Franklin Dehousse
La Conférence sur l’avenir de l’Europe, reflet de son malaise (carte blanche)
La nouvelle Conférence sur l’avenir de l’Union européenne est devenue en son début un reflet cruel de l’Union elle-même.
Voici vingt ans, les dirigeants européens lançaient avec solennité la Conférence sur l’avenir de l’Europe. A deux reprises, au traité d’Amsterdam (1997) et au traité de Nice (2000), ils avaient manqué la préparation de l’Union européenne au grand élargissement à l’Europe centrale et orientale. En 2001, ils réessayèrent une troisième fois. Après d’innombrables péripéties, dont plusieurs référendums, cette conférence allait mener en 2007 au traité de Lisbonne. Ce dernier a effectué une série de simplifications bienvenues. En revanche, il n’a pas réellement préparé les institutions au doublement du nombre des Etats membres. Nous en vivons encore les conséquences néfastes à l’heure actuelle. Une partie de l’Union européenne reste en réalité inopérante: le social, le fiscal, la politique étrangère et l’Etat de droit pour commencer.
Faute d’un accord sur les individus, personne ne dirige cette convention.
En 2021, les gouvernants européens lancent une nouvelle convention. L’ambiance paraît beaucoup moins positive. Ils n’ont défini clairement ni les objectifs, ni les modes de fonctionnement, ni les dirigeants responsables. Par-dessus le marché, à force d’ergoter sur tout, le processus a pris un an de retard (aidé en sus par la pandémie). L’idée originelle émane du président français Emmanuel Macron (déjà un motif de suspicion pour beaucoup). Elle vise à écouter les citoyens sur l’Europe (la manière dont Macron a discrètement enterré les résultats du dialogue citoyen sur le réchauffement climatique en France constitue un motif d’inquiétude pour d’autres).

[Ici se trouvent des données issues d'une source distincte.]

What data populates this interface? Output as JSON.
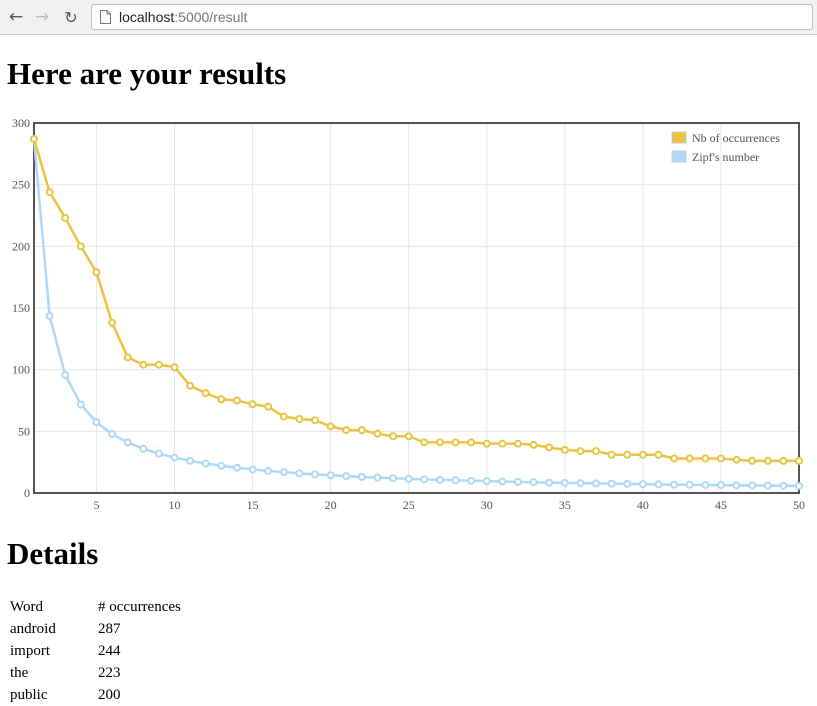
{
  "browser": {
    "url_host": "localhost",
    "url_path": ":5000/result"
  },
  "page": {
    "title": "Here are your results",
    "details_title": "Details"
  },
  "chart_data": {
    "type": "line",
    "x": [
      1,
      2,
      3,
      4,
      5,
      6,
      7,
      8,
      9,
      10,
      11,
      12,
      13,
      14,
      15,
      16,
      17,
      18,
      19,
      20,
      21,
      22,
      23,
      24,
      25,
      26,
      27,
      28,
      29,
      30,
      31,
      32,
      33,
      34,
      35,
      36,
      37,
      38,
      39,
      40,
      41,
      42,
      43,
      44,
      45,
      46,
      47,
      48,
      49,
      50
    ],
    "series": [
      {
        "name": "Nb of occurrences",
        "color": "#edc240",
        "values": [
          287,
          244,
          223,
          200,
          179,
          138,
          110,
          104,
          104,
          102,
          87,
          81,
          76,
          75,
          72,
          70,
          62,
          60,
          59,
          54,
          51,
          51,
          48,
          46,
          46,
          41,
          41,
          41,
          41,
          40,
          40,
          40,
          39,
          37,
          35,
          34,
          34,
          31,
          31,
          31,
          31,
          28,
          28,
          28,
          28,
          27,
          26,
          26,
          26,
          26
        ]
      },
      {
        "name": "Zipf's number",
        "color": "#afd8f8",
        "values": [
          287,
          143.5,
          95.7,
          71.8,
          57.4,
          47.8,
          41,
          35.9,
          31.9,
          28.7,
          26.1,
          23.9,
          22.1,
          20.5,
          19.1,
          17.9,
          16.9,
          15.9,
          15.1,
          14.4,
          13.7,
          13,
          12.5,
          12,
          11.5,
          11,
          10.6,
          10.3,
          9.9,
          9.6,
          9.3,
          9,
          8.7,
          8.4,
          8.2,
          8,
          7.8,
          7.6,
          7.4,
          7.2,
          7,
          6.8,
          6.7,
          6.5,
          6.4,
          6.2,
          6.1,
          6,
          5.9,
          5.7
        ]
      }
    ],
    "xlim": [
      1,
      50
    ],
    "ylim": [
      0,
      300
    ],
    "xticks": [
      5,
      10,
      15,
      20,
      25,
      30,
      35,
      40,
      45,
      50
    ],
    "yticks": [
      0,
      50,
      100,
      150,
      200,
      250,
      300
    ],
    "grid": true,
    "legend_position": "top-right"
  },
  "details": {
    "headers": [
      "Word",
      "# occurrences"
    ],
    "rows": [
      [
        "android",
        "287"
      ],
      [
        "import",
        "244"
      ],
      [
        "the",
        "223"
      ],
      [
        "public",
        "200"
      ]
    ]
  }
}
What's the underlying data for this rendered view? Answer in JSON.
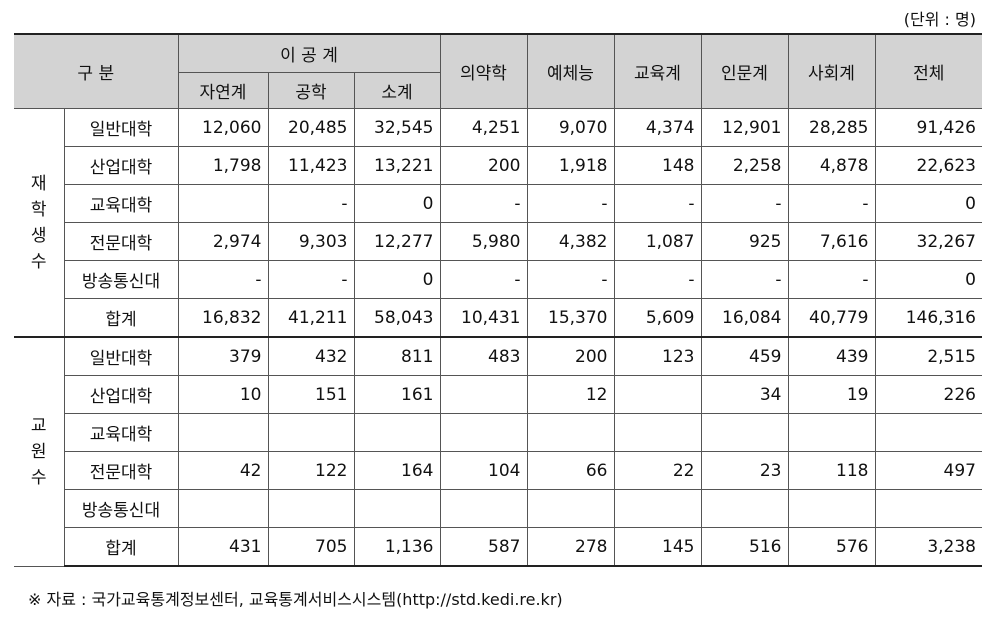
{
  "unit_note": "(단위 : 명)",
  "header": {
    "category": "구  분",
    "science_group": "이 공 계",
    "science_sub": [
      "자연계",
      "공학",
      "소계"
    ],
    "others": [
      "의약학",
      "예체능",
      "교육계",
      "인문계",
      "사회계",
      "전체"
    ]
  },
  "sections": [
    {
      "label": "재학생수",
      "rows": [
        {
          "name": "일반대학",
          "values": [
            "12,060",
            "20,485",
            "32,545",
            "4,251",
            "9,070",
            "4,374",
            "12,901",
            "28,285",
            "91,426"
          ]
        },
        {
          "name": "산업대학",
          "values": [
            "1,798",
            "11,423",
            "13,221",
            "200",
            "1,918",
            "148",
            "2,258",
            "4,878",
            "22,623"
          ]
        },
        {
          "name": "교육대학",
          "values": [
            "",
            "-",
            "0",
            "-",
            "-",
            "-",
            "-",
            "-",
            "0"
          ]
        },
        {
          "name": "전문대학",
          "values": [
            "2,974",
            "9,303",
            "12,277",
            "5,980",
            "4,382",
            "1,087",
            "925",
            "7,616",
            "32,267"
          ]
        },
        {
          "name": "방송통신대",
          "values": [
            "-",
            "-",
            "0",
            "-",
            "-",
            "-",
            "-",
            "-",
            "0"
          ]
        },
        {
          "name": "합계",
          "values": [
            "16,832",
            "41,211",
            "58,043",
            "10,431",
            "15,370",
            "5,609",
            "16,084",
            "40,779",
            "146,316"
          ]
        }
      ]
    },
    {
      "label": "교원수",
      "rows": [
        {
          "name": "일반대학",
          "values": [
            "379",
            "432",
            "811",
            "483",
            "200",
            "123",
            "459",
            "439",
            "2,515"
          ]
        },
        {
          "name": "산업대학",
          "values": [
            "10",
            "151",
            "161",
            "",
            "12",
            "",
            "34",
            "19",
            "226"
          ]
        },
        {
          "name": "교육대학",
          "values": [
            "",
            "",
            "",
            "",
            "",
            "",
            "",
            "",
            ""
          ]
        },
        {
          "name": "전문대학",
          "values": [
            "42",
            "122",
            "164",
            "104",
            "66",
            "22",
            "23",
            "118",
            "497"
          ]
        },
        {
          "name": "방송통신대",
          "values": [
            "",
            "",
            "",
            "",
            "",
            "",
            "",
            "",
            ""
          ]
        },
        {
          "name": "합계",
          "values": [
            "431",
            "705",
            "1,136",
            "587",
            "278",
            "145",
            "516",
            "576",
            "3,238"
          ]
        }
      ]
    }
  ],
  "source_note": "※  자료 : 국가교육통계정보센터, 교육통계서비스시스템(http://std.kedi.re.kr)"
}
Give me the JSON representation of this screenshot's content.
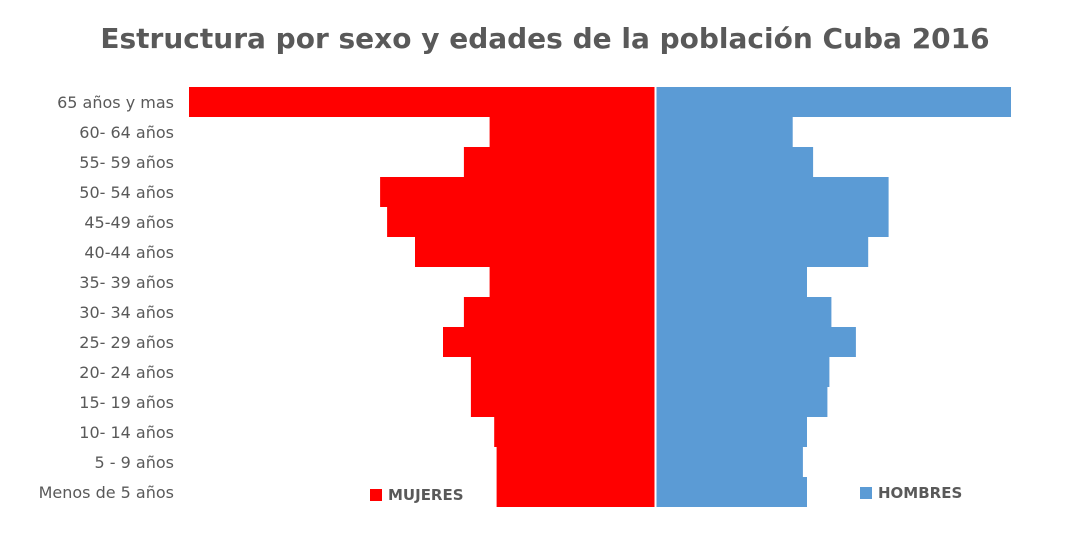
{
  "chart_data": {
    "type": "bar",
    "orientation": "horizontal-population-pyramid",
    "title": "Estructura por sexo y edades de la población Cuba 2016",
    "categories": [
      "65 años y mas",
      "60- 64 años",
      "55- 59 años",
      "50- 54 años",
      "45-49 años",
      "40-44 años",
      "35- 39 años",
      "30- 34 años",
      "25- 29 años",
      "20- 24 años",
      "15- 19 años",
      "10- 14 años",
      "5 - 9 años",
      "Menos de 5 años"
    ],
    "series": [
      {
        "name": "MUJERES",
        "color": "#ff0000",
        "side": "left",
        "values": [
          1000,
          355,
          410,
          590,
          575,
          515,
          355,
          410,
          455,
          395,
          395,
          345,
          340,
          340
        ]
      },
      {
        "name": "HOMBRES",
        "color": "#5b9bd5",
        "side": "right",
        "values": [
          870,
          335,
          385,
          570,
          570,
          520,
          370,
          430,
          490,
          425,
          420,
          370,
          360,
          370
        ]
      }
    ],
    "xlim": [
      -1000,
      1000
    ],
    "grid": false,
    "legend": "bottom"
  }
}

Faute d’un accord sur les individus, personne ne dirige cette convention. Faute d’un accord pour conserver un format viable, on est passé de 105 membres en 2001 à 433 membres en 2021 (avec seulement quelque cent représentants pour les panels citoyens, qui seront ici sévèrement minorisés dès le départ). Quant aux règles de fonctionnement, elles ont suscité tant d’affrontements qu’elles n’ont pu être adoptées que la veille de l’ouverture et demeurent floues.
Certes, il n’est jamais mauvais en soi d’organiser des débats sur l’Europe. Néanmoins, ce démarrage hyperdouloureux laisse le sentiment acide que le public a été invité à donner son avis… pourvu que son avis corresponde aux volontés des multiples corporatismes et bureaucraties en place – et, surtout, n’implique pas la moindre révision de traité. De surcroît, il y a quelque paradoxe à organiser un grand débat continental en temps de pandémie. La mobilisation initiale du public (et même de certains initiés) semble d’ailleurs très faible.
De manière à la fois tragique et comique, la nouvelle Conférence sur l’avenir de l’Union européenne est devenue en son début un reflet cruel de l’Union elle-même. Une créature boursouflée et rhumatique, faible en idées comme en mouvements, en permanence affaiblie par les conflits d’ego de ses dirigeants et des processus de décision sans fin.
Ainsi, cette opération crée un fort risque d’accroître le cynisme déjà grand de l’opinion face à l’Europe. Heureusement, le pire n’est jamais sûr. Il faut donc espérer que les dirigeants actuels comprendront la nécessité d’une issue positive et concrète aux débats. Si ce n’est le cas, la nouvelle conférence risque de devenir au contraire une arme supplémentaire aux mains des mouvements populistes et antieuropéens.